Amazon Sells a Lot over the Holiday
Although the source is not the most reliable, Bloomberg reports that Amazon sold more products in five days in the Thanksgiving interval than it did in 2017. Hard numbers? How about 18 million toys. Ah, Bloomberg. Get the scoop at this link. The Street says that Amazon sold $8 billion in stuff on one day. What about the mom and pop hobby store in Paducah, Kentucky? Oh, it closed. Too bad.
New Gizmo Coming?
IEEE Spectrum drops a lot of buzzwords suggesting that Amazon’s secretive Lab126 is working on new products. IEEE suggests that a paper outfit is connected to Amazon. The outfit is Chrome Enterprises, and it may be working on a faster, better, and probably cheaper way to do wireless magic. The report includes this soothing paragraph:
Cupertino’s branch of MassageEnvy is fewer than 500 meters from a satellite Lab126 building, called SJC3.
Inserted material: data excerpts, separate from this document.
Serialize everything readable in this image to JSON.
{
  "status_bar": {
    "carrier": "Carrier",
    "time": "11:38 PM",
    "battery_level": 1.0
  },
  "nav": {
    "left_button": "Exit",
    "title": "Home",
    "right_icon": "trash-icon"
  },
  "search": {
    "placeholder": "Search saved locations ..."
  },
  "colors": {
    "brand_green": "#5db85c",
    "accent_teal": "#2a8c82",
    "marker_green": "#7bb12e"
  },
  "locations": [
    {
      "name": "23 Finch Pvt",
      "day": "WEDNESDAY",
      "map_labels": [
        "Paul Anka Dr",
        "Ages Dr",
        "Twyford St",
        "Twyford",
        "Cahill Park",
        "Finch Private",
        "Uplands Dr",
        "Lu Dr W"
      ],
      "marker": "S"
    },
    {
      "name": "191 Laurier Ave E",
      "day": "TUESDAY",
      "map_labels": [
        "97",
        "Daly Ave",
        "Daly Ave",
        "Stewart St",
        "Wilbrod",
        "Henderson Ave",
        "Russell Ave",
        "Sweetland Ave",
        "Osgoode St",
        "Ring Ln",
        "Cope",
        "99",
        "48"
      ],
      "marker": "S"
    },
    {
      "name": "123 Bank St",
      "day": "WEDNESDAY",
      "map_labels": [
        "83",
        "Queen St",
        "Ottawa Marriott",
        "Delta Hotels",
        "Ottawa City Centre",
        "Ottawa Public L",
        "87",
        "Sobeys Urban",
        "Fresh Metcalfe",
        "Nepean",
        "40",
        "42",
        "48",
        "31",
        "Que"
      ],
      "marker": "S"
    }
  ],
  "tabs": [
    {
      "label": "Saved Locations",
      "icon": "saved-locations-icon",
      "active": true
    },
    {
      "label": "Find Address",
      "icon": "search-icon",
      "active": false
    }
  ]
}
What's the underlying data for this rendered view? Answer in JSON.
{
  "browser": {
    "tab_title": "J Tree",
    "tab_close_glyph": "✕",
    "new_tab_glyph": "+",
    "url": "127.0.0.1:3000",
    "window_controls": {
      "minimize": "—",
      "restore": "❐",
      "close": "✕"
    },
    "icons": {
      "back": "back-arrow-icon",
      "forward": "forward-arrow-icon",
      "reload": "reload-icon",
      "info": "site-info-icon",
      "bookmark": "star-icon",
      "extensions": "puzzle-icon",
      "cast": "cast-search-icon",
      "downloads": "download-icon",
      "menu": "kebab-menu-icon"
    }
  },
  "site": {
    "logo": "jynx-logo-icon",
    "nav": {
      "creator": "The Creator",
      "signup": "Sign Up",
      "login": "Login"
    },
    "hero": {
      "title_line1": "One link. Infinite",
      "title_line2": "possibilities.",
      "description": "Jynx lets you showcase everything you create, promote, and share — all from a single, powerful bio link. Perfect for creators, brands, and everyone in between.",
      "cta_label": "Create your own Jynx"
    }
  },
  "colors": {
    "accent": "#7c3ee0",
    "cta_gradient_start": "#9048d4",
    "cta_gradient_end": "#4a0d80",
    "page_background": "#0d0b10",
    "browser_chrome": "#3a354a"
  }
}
Amazon Offers Free Online Class to Train You to Use AWS
ZDNet reported that Amazon offer free training. The idea is that Amazon will teach you to use Sagemaker, DeepLens, and other AWS smart software. Hey, if the universities cannot do the job, Amazon can. The write up stated:
The company has over 30 online machine-learning courses, including video, labs, and documentation that have been used within Amazon for the past 20 years.
Here’s another Amazon wizard’s name to note: Dr Matt Wood, AWS’s general manager of artificial intelligence.
How do you know you have passed the course. Well, you pay $300 for an AWS SAT type test, of course.
Has Microsoft got the Windows 10 update working yet? What about Azure log ins? Two Seattle companies. Which has momentum?